Former Creola officer pleads guilty to beating inmate
Gary Lynn Davis, 55, entered his plea in federal court to deprivation of rights under color of law. He faces up to 10 years in prison, although prosecutors have agreed to recommend leniency in exchange for the guilty plea.
Davis admitted that found a man identified in court papers as J.B. had contraband and took him in to custody. The officer took the man to jail and booked him on traffic warrants.
J.B. spent 4½ days in jail and, although he has enough money to pay the bail, was unable to make arrangements with someone on the outside. Court records indicate that J.B. became agitated as time went by and kicked and hit the cell door and cried loudly. He also banged his head against the door.
Davis removed the inmate from a cell that had a chair and put him in the “drunk tank,” and shackled him, prosecutors allege.
J.B. offered no resistance to the officer but continued to bang his head, kick the door and cry out, according to the allegations.
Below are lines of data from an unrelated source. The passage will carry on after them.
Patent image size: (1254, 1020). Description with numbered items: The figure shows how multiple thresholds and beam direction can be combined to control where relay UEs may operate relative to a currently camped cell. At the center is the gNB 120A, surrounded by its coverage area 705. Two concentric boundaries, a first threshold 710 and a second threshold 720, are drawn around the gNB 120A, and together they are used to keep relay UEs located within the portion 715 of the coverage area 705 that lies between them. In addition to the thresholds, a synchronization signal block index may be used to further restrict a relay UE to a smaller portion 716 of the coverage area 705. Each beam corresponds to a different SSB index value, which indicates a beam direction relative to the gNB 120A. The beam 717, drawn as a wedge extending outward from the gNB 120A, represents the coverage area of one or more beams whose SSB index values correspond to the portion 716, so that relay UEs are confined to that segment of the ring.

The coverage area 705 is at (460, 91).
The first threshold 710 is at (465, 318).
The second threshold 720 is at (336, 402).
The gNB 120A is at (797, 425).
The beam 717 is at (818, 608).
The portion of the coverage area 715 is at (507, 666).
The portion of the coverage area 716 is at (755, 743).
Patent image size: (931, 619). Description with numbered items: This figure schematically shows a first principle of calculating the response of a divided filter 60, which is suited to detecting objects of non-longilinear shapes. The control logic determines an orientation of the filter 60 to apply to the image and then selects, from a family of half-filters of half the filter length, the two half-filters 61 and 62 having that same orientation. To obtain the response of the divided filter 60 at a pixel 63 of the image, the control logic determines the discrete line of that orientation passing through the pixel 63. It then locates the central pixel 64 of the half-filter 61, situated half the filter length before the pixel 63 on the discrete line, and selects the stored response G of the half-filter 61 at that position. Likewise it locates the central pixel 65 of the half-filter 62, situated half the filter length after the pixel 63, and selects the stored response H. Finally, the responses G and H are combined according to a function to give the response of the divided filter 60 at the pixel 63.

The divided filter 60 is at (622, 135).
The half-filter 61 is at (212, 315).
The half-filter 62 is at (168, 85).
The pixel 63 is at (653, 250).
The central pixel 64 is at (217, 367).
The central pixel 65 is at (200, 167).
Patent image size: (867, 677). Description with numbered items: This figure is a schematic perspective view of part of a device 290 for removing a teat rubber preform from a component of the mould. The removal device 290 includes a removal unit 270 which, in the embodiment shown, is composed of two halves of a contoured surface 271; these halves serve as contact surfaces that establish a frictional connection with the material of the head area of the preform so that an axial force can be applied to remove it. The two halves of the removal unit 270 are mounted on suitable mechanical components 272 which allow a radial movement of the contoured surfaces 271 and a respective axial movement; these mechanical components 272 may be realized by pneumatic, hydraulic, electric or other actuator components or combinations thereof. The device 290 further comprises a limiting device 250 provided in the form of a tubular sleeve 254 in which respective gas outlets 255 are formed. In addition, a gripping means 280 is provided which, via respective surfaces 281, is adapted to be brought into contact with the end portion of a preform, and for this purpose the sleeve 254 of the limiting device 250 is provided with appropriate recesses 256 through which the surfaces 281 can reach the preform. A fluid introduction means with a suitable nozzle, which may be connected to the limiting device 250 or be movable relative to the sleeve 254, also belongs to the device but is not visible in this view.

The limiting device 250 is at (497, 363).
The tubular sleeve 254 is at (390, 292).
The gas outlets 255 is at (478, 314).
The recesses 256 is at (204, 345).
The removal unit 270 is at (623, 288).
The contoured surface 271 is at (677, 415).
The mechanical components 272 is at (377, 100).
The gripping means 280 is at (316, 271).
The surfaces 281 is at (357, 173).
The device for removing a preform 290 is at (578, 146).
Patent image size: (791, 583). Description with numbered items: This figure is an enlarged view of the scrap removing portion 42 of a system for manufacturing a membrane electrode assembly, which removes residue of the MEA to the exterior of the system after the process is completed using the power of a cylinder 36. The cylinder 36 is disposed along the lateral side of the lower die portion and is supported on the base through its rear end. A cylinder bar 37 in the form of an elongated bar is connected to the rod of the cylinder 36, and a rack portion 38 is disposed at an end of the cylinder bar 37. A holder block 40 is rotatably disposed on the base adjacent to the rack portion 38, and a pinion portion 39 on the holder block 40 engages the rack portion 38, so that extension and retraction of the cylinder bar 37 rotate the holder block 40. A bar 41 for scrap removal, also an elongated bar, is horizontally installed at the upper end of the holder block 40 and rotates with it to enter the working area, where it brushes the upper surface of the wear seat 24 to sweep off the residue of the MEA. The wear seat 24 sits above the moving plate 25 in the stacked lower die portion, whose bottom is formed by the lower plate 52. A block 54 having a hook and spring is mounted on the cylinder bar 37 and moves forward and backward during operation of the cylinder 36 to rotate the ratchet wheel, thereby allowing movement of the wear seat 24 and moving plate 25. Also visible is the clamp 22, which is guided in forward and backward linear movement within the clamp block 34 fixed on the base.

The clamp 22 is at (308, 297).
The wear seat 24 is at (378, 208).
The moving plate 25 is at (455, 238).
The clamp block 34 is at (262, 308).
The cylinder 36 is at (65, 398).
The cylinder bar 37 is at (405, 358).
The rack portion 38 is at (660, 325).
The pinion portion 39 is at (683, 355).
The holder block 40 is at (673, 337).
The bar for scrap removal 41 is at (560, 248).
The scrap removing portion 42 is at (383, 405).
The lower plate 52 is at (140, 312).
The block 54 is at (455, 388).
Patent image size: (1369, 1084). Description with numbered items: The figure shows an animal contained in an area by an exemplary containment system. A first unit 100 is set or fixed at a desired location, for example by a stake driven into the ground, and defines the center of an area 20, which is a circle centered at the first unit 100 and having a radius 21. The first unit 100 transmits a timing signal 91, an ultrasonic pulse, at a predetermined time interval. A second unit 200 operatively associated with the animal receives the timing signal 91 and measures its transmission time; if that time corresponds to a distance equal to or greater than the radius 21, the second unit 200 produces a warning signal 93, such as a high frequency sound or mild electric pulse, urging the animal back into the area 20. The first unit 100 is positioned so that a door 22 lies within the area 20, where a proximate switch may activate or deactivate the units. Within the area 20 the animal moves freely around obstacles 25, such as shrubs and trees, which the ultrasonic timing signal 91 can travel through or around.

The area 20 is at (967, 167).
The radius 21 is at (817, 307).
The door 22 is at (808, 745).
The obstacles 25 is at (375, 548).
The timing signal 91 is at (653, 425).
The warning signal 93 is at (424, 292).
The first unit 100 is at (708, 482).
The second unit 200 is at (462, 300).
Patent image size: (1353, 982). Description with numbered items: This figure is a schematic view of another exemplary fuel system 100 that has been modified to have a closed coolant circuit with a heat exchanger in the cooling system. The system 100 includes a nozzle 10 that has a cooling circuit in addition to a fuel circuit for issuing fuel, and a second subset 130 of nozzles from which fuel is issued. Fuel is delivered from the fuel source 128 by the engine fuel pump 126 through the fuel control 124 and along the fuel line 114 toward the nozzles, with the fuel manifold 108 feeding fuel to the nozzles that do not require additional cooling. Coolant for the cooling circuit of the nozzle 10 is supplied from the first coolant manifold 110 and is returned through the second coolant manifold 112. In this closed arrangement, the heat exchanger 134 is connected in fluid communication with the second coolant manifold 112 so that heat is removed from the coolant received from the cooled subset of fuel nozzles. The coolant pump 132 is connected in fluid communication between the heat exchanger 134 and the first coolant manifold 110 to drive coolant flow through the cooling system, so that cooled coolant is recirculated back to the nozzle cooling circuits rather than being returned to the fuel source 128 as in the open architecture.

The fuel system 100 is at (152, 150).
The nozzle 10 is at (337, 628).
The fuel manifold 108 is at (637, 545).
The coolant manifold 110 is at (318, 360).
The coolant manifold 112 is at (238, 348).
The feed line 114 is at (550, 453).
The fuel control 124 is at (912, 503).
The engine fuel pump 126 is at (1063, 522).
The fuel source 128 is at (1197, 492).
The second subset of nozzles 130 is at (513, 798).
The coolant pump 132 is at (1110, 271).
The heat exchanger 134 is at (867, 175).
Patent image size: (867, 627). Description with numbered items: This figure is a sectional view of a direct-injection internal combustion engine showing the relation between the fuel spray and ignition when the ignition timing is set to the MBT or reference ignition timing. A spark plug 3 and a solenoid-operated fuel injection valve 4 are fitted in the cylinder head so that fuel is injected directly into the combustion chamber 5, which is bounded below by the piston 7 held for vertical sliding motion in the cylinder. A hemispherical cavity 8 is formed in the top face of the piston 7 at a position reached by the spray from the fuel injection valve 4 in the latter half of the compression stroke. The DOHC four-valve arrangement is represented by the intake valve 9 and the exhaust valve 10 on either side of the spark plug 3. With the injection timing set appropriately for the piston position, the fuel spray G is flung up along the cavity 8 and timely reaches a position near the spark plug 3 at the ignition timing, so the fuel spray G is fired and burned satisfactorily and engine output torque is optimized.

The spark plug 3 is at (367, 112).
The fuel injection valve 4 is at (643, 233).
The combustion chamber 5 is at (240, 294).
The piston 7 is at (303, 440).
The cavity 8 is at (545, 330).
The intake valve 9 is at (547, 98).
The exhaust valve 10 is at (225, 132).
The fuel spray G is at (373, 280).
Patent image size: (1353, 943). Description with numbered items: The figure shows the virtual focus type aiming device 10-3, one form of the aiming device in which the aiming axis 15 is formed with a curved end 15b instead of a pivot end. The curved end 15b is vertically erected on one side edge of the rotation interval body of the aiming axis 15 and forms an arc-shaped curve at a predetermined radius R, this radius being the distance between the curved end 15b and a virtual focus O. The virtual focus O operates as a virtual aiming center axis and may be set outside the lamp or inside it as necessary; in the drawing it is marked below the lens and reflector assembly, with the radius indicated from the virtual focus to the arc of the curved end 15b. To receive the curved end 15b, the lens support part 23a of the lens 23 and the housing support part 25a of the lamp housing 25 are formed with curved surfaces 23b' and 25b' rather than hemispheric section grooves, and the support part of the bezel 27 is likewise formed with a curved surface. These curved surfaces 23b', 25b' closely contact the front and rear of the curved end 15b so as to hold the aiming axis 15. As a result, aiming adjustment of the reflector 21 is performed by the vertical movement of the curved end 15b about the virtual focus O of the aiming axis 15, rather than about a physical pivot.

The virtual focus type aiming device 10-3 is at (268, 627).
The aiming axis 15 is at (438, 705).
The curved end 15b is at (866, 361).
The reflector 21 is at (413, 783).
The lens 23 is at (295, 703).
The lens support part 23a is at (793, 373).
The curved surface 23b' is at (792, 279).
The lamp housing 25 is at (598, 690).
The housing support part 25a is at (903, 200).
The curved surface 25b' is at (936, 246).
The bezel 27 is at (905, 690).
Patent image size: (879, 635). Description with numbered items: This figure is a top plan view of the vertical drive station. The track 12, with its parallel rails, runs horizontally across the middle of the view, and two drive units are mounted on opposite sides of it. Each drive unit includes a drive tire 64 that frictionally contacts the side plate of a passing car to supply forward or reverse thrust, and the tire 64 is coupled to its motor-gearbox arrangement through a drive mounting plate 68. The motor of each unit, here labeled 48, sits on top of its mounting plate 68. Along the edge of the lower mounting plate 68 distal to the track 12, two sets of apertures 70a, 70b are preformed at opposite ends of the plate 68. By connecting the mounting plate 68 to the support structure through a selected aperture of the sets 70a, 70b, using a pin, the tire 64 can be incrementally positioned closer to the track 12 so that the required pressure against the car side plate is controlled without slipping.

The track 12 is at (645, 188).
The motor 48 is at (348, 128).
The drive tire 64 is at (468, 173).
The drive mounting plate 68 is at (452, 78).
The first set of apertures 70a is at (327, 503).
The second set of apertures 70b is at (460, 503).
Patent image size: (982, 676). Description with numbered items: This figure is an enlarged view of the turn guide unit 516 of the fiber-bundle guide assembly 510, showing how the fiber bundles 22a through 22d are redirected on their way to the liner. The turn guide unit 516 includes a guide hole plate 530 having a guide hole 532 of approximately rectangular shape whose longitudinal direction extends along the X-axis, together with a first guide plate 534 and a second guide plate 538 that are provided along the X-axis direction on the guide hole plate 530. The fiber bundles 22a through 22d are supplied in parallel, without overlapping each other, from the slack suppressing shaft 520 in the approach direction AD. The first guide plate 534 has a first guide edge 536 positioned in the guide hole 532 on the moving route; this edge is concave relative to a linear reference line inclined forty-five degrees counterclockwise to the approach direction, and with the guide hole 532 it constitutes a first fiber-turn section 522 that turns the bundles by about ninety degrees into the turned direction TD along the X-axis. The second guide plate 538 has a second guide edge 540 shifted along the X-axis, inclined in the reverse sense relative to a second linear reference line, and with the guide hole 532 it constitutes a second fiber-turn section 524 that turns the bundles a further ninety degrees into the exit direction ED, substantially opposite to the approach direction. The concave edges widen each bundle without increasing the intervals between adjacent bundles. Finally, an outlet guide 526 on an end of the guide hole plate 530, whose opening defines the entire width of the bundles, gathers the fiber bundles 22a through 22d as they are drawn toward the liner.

Davis went out to the parking lot, got a long red rope from a fire truck and told one of the police dispatchers that he was going to “hog tie” the prisoner, according to the defendant’s plea agreement.
Davis admitted that when he went back inside the cell, he shoved J.B. against the wall, grabbed him by the throat and back of his neck, and threw him onto the mat. He then attempted to hog-tie the prisoner.
J.B. resisted, and as they struggled, Davis tried to punch the inmate’s face. He admitted that he followed up by putting J.B. in a sleeper/choke hold for several seconds. Surveillance footage from the jail shows Davis striking the prisoner’s face with his knee.
J.B. writhed in pain on a mat on the floor and appeared to lose consciousness, according to the plea agreement.
Court records suggest Davis expressed remorse when questioned by the Alabama Law Enforcement Agency. “I guess I really messed up and will have to pay for it,” he said at one point.”
Later, according to court records, he said, “I guess I gave everyone a black eye on this one.”
J.B. lost a tooth during the beating and suffered swelling and pain to the left eye where the officer kneed him, according to the plea agreement.
Davis at first denied to investigators that he had physical contact with the inmate and then claimed that J.B. had taken a “fighting stance” against him when they were in the drunk tank together. But the surveillance video contradicts that, according to defendants.
Davis also claimed that he did not use excessive force and kept his temper under control. But then he told investigators that he did not remember part of what happened and may have “flipped a switch.”
Davis seemed to grasp the strength of the evidence against him.
“It sounds like you guys have an airtight case,” he said, according to court records.
Chief U.S. District Judge Jeffrey Beaverstock set sentencing for Aug. 29.